Five Easy Pieces concerns cultural clashes, which are reflected in the classical music associated with the Dupeas, which Bobby has mastered, and the country sound track sung by Tammy Wynette (as in Rayette), but Adrien Joyce's screenplay (based on a story she and director Rafelson wrote) does not insist on the superiority of either class. There are real people who do know themselves and conduct themselves with dignity in both classes: Bobby's friend Elton, Rayette and Catherine. Like Bobby, Catherine recognizes hypocrisy and corruption; unlike Bobby, she realizes that she cannot save herself through sex, flight, or power. She will remain true to her values and her work, rather than retreat through alienation and nihilism.
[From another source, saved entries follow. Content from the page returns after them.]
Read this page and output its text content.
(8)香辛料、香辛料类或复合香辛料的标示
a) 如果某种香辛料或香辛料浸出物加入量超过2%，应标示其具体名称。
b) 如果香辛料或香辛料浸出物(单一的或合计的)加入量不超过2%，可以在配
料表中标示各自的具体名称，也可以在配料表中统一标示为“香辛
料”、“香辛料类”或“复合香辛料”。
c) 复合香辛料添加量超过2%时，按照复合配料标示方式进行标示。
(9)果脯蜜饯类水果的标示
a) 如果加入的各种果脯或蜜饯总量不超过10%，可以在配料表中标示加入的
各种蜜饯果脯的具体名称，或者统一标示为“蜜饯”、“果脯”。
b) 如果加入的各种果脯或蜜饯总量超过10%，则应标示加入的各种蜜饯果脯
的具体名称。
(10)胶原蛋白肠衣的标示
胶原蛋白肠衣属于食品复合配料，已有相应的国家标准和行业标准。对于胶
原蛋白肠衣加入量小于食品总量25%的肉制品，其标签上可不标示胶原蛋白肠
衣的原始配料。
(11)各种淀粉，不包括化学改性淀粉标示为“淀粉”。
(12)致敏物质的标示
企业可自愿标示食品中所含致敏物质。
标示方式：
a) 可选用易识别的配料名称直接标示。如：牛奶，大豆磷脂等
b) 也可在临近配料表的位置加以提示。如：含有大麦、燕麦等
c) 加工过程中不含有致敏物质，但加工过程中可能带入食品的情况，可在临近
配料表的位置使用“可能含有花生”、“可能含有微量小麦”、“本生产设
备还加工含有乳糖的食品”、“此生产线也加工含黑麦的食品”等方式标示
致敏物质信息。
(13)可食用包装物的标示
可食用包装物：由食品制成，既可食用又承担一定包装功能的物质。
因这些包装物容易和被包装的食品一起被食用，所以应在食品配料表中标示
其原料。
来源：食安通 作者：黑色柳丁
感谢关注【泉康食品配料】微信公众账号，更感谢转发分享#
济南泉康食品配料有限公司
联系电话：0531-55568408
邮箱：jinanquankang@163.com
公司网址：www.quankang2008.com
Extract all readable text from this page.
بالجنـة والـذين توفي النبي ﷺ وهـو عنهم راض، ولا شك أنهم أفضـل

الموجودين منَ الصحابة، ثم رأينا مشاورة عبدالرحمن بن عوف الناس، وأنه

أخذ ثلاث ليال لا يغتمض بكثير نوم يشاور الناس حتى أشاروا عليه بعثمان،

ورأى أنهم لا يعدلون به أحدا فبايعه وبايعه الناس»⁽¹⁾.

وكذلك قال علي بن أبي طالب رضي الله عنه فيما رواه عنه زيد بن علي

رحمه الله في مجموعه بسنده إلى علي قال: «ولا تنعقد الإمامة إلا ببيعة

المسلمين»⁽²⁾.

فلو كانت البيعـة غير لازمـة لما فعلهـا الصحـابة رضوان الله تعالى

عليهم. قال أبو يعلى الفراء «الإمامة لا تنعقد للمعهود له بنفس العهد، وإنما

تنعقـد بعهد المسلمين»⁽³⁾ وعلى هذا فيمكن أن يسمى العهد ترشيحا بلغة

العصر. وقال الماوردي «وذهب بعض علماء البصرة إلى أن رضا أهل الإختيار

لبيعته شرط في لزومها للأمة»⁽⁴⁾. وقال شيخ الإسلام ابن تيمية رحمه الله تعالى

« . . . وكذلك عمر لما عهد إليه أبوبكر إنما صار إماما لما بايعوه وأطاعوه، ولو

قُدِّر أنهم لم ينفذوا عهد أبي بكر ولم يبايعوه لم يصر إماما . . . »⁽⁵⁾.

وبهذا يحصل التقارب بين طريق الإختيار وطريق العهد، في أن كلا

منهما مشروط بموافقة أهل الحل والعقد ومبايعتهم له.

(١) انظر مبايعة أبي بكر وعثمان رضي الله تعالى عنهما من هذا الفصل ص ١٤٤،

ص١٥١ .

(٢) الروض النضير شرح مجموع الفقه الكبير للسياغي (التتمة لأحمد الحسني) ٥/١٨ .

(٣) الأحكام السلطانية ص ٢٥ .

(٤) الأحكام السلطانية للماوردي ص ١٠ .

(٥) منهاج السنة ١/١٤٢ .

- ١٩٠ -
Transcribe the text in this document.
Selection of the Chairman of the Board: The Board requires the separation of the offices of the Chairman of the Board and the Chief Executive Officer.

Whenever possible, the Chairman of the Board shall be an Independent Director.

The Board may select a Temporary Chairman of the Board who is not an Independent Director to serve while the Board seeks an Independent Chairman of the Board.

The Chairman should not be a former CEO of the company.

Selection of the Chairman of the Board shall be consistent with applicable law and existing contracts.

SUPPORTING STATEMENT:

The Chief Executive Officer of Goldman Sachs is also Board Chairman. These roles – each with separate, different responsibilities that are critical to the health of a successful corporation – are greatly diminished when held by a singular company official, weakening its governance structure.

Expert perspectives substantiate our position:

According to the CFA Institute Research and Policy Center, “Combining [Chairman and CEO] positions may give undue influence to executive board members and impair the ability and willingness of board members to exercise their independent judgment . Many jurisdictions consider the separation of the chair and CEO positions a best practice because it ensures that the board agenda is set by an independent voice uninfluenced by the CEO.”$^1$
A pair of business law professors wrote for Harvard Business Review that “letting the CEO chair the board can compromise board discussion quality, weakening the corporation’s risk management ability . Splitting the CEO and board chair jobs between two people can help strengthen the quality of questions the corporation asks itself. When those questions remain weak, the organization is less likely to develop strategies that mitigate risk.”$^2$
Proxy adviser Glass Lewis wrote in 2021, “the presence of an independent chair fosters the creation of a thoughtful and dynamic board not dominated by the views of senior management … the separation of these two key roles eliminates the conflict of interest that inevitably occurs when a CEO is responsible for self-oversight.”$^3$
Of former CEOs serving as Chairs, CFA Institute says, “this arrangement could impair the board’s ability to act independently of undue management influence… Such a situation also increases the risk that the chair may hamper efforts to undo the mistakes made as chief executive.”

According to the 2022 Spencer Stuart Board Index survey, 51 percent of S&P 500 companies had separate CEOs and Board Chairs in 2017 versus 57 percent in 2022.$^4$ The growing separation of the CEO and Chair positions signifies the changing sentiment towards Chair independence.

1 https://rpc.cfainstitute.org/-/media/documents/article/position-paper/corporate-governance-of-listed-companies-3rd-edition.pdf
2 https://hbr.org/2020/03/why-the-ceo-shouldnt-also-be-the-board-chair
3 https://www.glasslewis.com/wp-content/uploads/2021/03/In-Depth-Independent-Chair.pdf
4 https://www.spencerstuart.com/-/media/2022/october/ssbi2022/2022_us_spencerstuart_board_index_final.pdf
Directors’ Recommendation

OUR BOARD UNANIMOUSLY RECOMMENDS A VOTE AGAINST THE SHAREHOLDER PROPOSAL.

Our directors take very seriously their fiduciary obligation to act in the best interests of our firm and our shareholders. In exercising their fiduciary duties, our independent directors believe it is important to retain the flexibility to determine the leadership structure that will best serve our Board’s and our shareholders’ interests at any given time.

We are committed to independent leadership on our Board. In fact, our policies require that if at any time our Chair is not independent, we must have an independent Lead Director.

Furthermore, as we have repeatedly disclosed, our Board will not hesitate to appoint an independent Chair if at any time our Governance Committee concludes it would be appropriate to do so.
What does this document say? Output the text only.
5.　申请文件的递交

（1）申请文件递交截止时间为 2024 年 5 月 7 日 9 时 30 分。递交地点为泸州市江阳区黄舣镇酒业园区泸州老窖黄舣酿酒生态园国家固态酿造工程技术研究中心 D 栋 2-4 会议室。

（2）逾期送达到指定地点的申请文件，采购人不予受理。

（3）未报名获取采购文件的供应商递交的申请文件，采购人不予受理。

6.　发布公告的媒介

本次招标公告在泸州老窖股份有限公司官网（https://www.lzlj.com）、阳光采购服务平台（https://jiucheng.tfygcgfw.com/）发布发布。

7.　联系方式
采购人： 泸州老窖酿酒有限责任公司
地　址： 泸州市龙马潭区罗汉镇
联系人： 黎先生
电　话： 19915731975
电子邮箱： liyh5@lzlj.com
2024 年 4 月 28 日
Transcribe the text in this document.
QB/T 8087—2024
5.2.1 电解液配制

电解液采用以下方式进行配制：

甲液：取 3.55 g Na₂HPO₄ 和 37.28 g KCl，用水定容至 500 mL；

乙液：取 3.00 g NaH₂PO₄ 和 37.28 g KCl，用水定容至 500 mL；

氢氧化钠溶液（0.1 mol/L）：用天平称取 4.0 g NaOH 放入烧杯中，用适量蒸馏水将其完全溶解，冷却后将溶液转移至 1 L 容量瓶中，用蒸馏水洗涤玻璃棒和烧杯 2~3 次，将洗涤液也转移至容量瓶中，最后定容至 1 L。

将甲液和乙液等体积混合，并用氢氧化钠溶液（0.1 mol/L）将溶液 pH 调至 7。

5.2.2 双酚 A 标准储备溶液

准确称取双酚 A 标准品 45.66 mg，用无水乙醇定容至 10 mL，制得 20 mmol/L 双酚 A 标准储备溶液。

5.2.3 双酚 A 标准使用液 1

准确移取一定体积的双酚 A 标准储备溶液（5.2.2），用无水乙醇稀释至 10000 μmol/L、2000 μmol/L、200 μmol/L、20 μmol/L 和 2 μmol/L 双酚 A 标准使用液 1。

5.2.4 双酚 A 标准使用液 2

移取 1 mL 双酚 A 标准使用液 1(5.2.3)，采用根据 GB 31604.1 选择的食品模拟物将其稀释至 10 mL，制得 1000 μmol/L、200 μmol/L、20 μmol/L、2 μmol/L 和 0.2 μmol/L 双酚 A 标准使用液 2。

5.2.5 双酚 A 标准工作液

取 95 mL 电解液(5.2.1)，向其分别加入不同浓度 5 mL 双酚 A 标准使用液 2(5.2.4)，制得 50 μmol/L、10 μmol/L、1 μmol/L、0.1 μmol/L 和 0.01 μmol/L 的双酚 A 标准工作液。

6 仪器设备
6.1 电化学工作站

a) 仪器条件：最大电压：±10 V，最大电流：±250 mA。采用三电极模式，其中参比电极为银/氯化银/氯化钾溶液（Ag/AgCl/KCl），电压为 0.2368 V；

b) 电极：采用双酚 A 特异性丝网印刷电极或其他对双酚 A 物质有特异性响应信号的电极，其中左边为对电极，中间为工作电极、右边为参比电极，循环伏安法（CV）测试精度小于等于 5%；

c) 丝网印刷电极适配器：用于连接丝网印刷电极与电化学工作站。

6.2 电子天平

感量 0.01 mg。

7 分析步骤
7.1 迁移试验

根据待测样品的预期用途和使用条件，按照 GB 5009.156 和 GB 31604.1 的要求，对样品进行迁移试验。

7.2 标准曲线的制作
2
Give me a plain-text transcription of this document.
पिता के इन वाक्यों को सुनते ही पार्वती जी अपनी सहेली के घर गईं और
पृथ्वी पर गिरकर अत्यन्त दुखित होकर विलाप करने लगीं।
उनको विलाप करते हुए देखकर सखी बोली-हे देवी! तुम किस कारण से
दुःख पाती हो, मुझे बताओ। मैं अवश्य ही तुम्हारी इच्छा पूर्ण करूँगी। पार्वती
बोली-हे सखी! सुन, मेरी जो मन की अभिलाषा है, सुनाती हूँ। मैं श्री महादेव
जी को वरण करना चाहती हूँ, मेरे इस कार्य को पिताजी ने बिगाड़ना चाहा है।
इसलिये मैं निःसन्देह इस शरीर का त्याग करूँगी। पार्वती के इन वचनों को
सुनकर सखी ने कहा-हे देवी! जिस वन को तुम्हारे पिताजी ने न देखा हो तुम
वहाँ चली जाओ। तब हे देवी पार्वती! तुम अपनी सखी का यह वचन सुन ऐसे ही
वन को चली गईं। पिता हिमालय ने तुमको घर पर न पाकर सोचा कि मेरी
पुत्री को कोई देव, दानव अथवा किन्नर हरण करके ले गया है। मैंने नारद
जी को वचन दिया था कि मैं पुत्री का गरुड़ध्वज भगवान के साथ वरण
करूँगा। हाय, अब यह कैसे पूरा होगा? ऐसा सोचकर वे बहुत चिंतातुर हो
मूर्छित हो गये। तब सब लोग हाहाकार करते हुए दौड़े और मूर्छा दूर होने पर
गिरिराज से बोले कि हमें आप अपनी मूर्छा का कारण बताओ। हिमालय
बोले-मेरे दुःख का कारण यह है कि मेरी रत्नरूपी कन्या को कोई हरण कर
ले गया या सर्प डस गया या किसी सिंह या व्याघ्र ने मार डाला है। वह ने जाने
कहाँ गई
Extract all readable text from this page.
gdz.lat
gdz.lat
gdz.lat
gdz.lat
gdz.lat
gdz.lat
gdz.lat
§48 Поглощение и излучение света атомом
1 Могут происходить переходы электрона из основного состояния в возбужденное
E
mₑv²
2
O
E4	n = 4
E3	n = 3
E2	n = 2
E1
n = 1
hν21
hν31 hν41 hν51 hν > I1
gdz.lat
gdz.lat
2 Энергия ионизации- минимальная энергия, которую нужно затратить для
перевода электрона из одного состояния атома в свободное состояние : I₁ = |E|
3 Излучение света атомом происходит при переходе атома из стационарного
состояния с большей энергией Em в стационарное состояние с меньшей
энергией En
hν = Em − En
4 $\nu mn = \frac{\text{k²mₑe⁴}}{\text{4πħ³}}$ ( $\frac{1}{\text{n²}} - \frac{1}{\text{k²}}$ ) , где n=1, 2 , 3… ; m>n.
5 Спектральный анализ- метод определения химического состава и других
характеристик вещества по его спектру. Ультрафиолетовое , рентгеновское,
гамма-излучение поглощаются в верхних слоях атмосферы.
Five Easy Pieces has been compared to Truffaut's Shoot the Piano Player, for both concern dropouts from the world of classical music; but unlike Bobby, who plays on a moving van in a traffic jam or as a foreplay to sex, Charlie Kohler continues to play the piano. Robert Eroica Dupea (the Eroica is the Beethoven work dedicated to Napoleon, whose promise also lapsed into ego) becomes another contemporary American male protagonist whose life is characterized by lack of identity, impotence, and despair. When he resumes his journey at the end of the film, Bobby resembles Huck Finn "lighting out for the territory," but Bobby is hardly an uneducated adolescent. Though he behaves like Huck, who comes to know himself, Bobby is an adult whose actions spring from frustrations, cruelty, and despair—he is a charming but destructive loser.